You're afraid that all that surgery will hurt?

Crybaby!

How dare you complain about ten minutes of pain when you'll be saving a life (or three)?

What?

You're afraid that sacrificing all those organs could harm your own health, either now or later in life?

You're afraid you could die on the table?

Suck it up, wuss--it's your RESPONSIBILITY to save those lives!

You can save them; therefore, you are responsible for saving them.

You MUST save them.

Your paltry little life matters less than theirs.

They, whoever they are, are human.

Even the ones who are missing most of their brains are more human than you...even though they would die if they were ever taken off life support.

You are livestock.

Even if the nice strangers die before the doctors harvest your organs...even if we know they won't survive the surgery (or, if they do survive, it won't be for longer than an hour, a day, a few days)...we will transplant your organs into them just the same.

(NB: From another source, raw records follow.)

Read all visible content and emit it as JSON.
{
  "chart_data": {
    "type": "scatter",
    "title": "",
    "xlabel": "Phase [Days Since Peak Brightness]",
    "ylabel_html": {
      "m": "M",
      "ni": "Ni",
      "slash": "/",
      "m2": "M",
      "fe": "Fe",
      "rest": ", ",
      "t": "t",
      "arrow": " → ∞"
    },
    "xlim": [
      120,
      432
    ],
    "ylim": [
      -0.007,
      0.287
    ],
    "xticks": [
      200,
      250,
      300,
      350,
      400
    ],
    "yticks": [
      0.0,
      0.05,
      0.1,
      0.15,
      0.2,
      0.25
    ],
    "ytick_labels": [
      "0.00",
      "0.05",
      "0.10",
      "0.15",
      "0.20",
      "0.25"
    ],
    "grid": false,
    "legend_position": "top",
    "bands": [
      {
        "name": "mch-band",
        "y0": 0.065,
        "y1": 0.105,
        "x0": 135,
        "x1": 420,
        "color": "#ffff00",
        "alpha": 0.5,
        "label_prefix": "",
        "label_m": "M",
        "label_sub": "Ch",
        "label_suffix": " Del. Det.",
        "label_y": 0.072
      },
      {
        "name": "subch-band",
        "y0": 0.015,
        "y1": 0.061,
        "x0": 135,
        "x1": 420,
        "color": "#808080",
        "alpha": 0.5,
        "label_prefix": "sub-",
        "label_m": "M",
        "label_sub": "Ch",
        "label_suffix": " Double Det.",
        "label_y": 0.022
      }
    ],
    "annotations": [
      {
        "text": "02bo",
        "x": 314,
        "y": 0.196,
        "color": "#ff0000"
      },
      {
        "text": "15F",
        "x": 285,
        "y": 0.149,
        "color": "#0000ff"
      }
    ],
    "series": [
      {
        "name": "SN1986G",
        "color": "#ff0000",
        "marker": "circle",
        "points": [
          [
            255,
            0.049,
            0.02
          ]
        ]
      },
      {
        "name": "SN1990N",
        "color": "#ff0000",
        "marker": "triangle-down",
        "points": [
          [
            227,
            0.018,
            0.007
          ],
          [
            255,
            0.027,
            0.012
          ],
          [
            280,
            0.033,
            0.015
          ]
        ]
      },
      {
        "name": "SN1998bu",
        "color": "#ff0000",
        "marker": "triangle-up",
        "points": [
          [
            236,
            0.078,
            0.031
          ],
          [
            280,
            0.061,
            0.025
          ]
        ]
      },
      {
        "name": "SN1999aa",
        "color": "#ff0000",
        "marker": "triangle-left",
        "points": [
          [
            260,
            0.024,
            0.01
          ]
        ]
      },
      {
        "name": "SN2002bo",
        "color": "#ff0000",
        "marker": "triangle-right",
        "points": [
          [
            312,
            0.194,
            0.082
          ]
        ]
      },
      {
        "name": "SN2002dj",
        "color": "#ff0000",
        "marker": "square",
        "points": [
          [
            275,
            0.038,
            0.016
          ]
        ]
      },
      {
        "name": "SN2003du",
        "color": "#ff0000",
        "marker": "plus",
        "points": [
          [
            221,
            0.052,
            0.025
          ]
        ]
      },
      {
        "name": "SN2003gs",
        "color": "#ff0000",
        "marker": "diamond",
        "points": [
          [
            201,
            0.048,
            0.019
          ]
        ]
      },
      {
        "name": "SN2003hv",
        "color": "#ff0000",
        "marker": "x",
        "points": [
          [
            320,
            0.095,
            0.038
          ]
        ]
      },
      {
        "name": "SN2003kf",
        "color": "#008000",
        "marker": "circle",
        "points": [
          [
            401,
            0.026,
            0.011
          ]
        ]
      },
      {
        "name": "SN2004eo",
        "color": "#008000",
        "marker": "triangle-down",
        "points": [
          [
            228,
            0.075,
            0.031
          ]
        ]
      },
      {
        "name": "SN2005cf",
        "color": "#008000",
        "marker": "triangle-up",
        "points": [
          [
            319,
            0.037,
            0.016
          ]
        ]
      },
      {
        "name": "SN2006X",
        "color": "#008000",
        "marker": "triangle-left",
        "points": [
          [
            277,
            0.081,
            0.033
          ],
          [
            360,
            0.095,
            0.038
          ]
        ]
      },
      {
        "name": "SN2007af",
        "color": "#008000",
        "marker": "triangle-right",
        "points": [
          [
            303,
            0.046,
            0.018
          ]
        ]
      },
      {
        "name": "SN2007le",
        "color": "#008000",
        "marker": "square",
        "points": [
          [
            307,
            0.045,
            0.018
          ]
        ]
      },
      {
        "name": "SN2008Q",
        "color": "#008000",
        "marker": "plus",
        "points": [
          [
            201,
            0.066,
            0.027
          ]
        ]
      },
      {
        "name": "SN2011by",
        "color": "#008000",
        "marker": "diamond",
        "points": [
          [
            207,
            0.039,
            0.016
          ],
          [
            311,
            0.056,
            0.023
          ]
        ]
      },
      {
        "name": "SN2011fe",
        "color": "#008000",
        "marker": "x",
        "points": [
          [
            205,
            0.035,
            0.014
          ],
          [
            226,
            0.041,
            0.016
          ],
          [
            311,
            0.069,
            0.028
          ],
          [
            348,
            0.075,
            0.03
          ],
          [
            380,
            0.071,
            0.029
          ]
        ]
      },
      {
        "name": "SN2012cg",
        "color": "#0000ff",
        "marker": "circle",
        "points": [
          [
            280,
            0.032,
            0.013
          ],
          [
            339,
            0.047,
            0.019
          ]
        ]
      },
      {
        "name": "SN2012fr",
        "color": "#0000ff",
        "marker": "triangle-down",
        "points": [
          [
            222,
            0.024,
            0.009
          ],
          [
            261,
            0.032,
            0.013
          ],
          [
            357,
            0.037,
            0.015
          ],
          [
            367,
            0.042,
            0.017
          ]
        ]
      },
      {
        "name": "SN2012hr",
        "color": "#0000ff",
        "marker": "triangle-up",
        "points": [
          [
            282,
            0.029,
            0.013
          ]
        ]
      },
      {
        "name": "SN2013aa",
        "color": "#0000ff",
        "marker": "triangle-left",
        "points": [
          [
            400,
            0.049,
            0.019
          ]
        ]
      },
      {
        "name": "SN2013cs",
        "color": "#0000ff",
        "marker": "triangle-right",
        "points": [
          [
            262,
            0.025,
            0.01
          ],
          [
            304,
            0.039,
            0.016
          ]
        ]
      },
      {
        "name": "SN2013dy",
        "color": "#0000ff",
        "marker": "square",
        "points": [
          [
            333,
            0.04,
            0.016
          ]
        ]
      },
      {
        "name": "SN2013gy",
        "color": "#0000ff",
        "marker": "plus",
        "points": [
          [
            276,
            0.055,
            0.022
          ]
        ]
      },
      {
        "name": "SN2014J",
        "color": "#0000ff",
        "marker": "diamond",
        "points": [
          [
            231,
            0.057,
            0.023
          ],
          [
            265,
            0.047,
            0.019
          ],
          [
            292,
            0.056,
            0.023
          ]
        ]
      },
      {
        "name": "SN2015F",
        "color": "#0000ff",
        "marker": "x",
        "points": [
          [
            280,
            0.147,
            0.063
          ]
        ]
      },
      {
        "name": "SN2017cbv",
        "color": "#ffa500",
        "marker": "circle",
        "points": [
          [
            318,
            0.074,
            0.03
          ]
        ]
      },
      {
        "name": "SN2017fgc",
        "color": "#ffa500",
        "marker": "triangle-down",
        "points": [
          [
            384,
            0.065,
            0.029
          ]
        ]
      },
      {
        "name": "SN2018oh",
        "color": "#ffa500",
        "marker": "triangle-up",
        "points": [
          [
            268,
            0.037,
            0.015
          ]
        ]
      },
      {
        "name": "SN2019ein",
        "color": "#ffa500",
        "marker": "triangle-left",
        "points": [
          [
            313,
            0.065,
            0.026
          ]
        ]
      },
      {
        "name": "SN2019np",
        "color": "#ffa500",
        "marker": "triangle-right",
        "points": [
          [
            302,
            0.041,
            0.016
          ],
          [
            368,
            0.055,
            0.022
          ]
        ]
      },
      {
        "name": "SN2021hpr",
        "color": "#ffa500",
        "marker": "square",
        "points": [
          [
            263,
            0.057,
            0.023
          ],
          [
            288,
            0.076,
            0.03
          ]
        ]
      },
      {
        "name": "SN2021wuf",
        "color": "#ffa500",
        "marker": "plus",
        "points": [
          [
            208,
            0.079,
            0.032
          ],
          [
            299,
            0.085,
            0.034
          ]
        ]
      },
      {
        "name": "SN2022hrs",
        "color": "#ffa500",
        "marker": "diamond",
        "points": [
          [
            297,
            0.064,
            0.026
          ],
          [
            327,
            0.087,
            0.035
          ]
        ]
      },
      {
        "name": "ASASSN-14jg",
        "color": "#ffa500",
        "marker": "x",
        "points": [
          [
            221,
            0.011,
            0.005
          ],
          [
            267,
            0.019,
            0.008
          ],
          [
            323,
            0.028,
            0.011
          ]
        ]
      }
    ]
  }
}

Even if all of you die on the table, it is infinitely better than letting you live your own life without me dictating your most intimate decisions and harvesting whatever parts of you I choose for saving the life or lives of whomever else I choose.

I forbid you any choice.

And before you even ask, it's your RESPONSIBILITY to give the nice strangers (the ones you are responsible for saving) your money and time.

Stop whining and act responsible already!

Sheesh.

(Next time someone gives you crap about abortion, show them this essay. YOUR BODY IS YOUR OWN. MY BODY IS MY OWN. No one but you has the right to make decisions about your body. No one but me has the right to make decisions about my body. You have no right to dictate what I do with my body; I have no right to dictate what you do with your body. Do I really have to draw a picture and connect the dots?